On Sun's JES, software pricing and the tricksiness of PR
Even cynical organs like
The Register have picked up on Sun’s deal with GM (announced
here last week) and reported it as a milestone in the company’s bid to become seen as a mainstream enterprise software infrastructure player. But is there less to this than meets the eye?
Schwartz
often talks about Sun’s move towards simple subscription pricing, and (in some cases) no-cost pricing, for software as being a great catalyst for expanding Sun’s market – reaching new customers with Sun infrastructure technology. It’s never quite said, but Sun statements often strongly imply that the growth in Sun’s Java Enterprise Suite (JES) shipments is an indicator that this strategy is working.
And this is the point where my radar starts to twitch. I spoke to Jim McHugh of Sun earlier this week, who told me that GM was already using Sun’s Web Infrastructure Suite and Application Server Suite, and was shopping for identity management and single sign-on technology to help it make its numerous internal and external portals more sophisticated and secure. Now if GM was paying list for these technologies it was already spending around $32m. So the JES deal was really an upgrade of an already very significant investment in Java software from Sun (and, thanks to Schwartz’ friendly pricing model, an upgrade that likely saved it around $3.5m over buying all the components separately).

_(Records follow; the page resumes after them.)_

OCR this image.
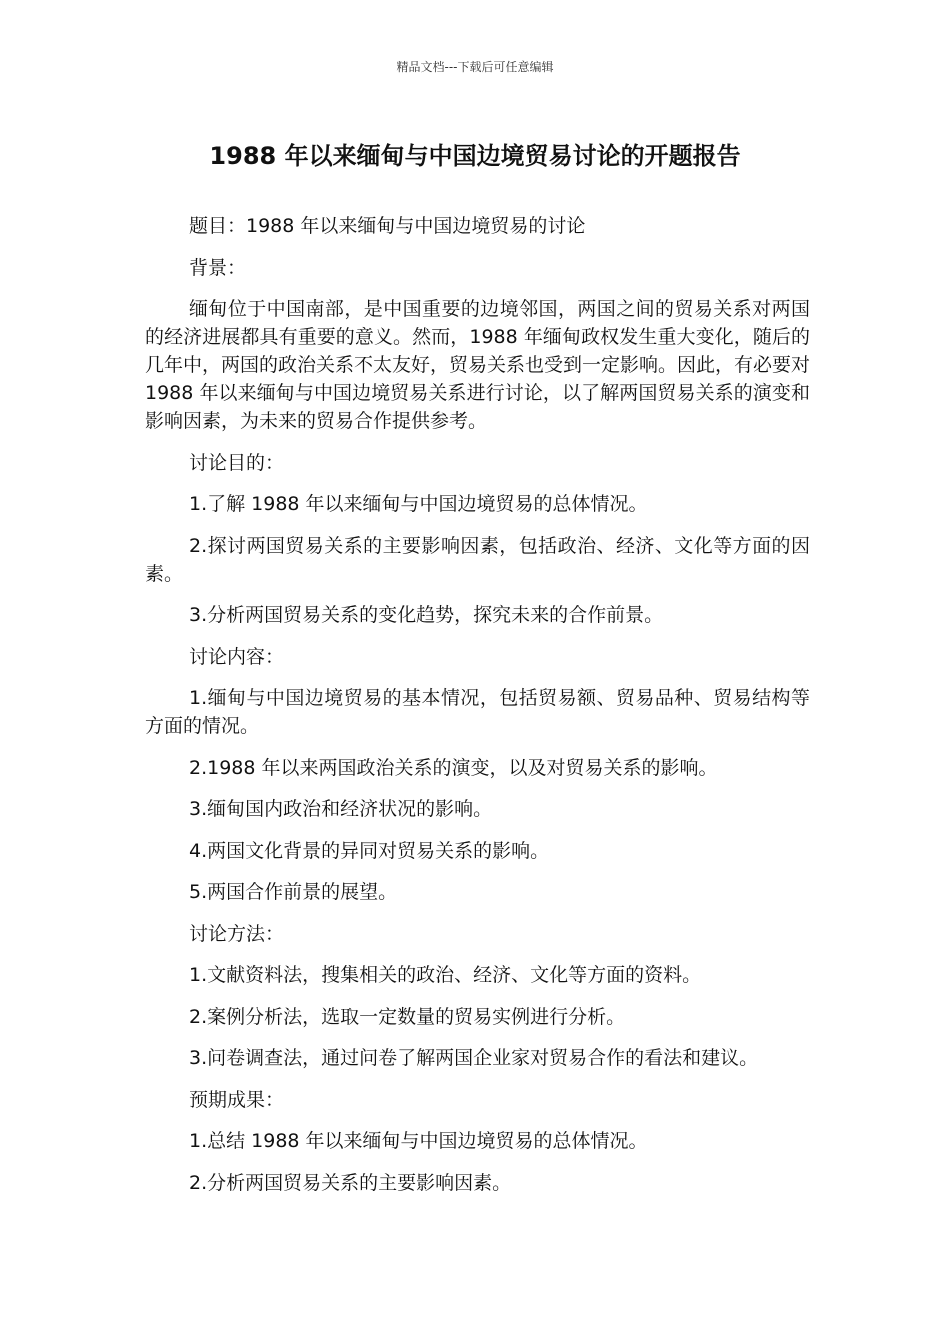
精品文档---下载后可任意编辑
1988 年以来缅甸与中国边境贸易讨论的开题报告

题目：1988 年以来缅甸与中国边境贸易的讨论

背景：

缅甸位于中国南部，是中国重要的边境邻国，两国之间的贸易关系对两国的经济进展都具有重要的意义。然而，1988 年缅甸政权发生重大变化，随后的几年中，两国的政治关系不太友好，贸易关系也受到一定影响。因此，有必要对 1988 年以来缅甸与中国边境贸易关系进行讨论，以了解两国贸易关系的演变和影响因素，为未来的贸易合作提供参考。

讨论目的：

1.了解 1988 年以来缅甸与中国边境贸易的总体情况。

2.探讨两国贸易关系的主要影响因素，包括政治、经济、文化等方面的因素。

3.分析两国贸易关系的变化趋势，探究未来的合作前景。

讨论内容：

1.缅甸与中国边境贸易的基本情况，包括贸易额、贸易品种、贸易结构等方面的情况。

2.1988 年以来两国政治关系的演变，以及对贸易关系的影响。

3.缅甸国内政治和经济状况的影响。

4.两国文化背景的异同对贸易关系的影响。

5.两国合作前景的展望。

讨论方法：

1.文献资料法，搜集相关的政治、经济、文化等方面的资料。

2.案例分析法，选取一定数量的贸易实例进行分析。

3.问卷调查法，通过问卷了解两国企业家对贸易合作的看法和建议。

预期成果：

1.总结 1988 年以来缅甸与中国边境贸易的总体情况。

2.分析两国贸易关系的主要影响因素。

The deal was also described as enabling GM to be “the largest company to use Java ES to build a Service Oriented Architecture that delivers innovative, interoperable Web services while reducing development and maintenance costs.” But in reality it appears that what GM is actually committing to, is to use Sun’s
very capable identity management technology on top of its existing Java investments, and integrating this with its portals and other infrastructure using technology standards like
WSRP and
SAML.
So – first of all while this is clearly a good customer story for Sun I think it’s a tad disingenuous to talk about this deal in the context of a massive enterprise-wide SOA rollout. Equally concerning, though, is that what appears to be a major milestone in Sun’s enterprise Java play is in fact an expanded deal with an existing major user of Sun’s Java software.
This begs an important question: how much of the growth in JES subscriber numbers is really just re-categorisation of existing customer spend on Sun Java software? And how much of it is really an indicator of Sun expanding its market?
If anyone’s got any insight into this question I’d love to hear it.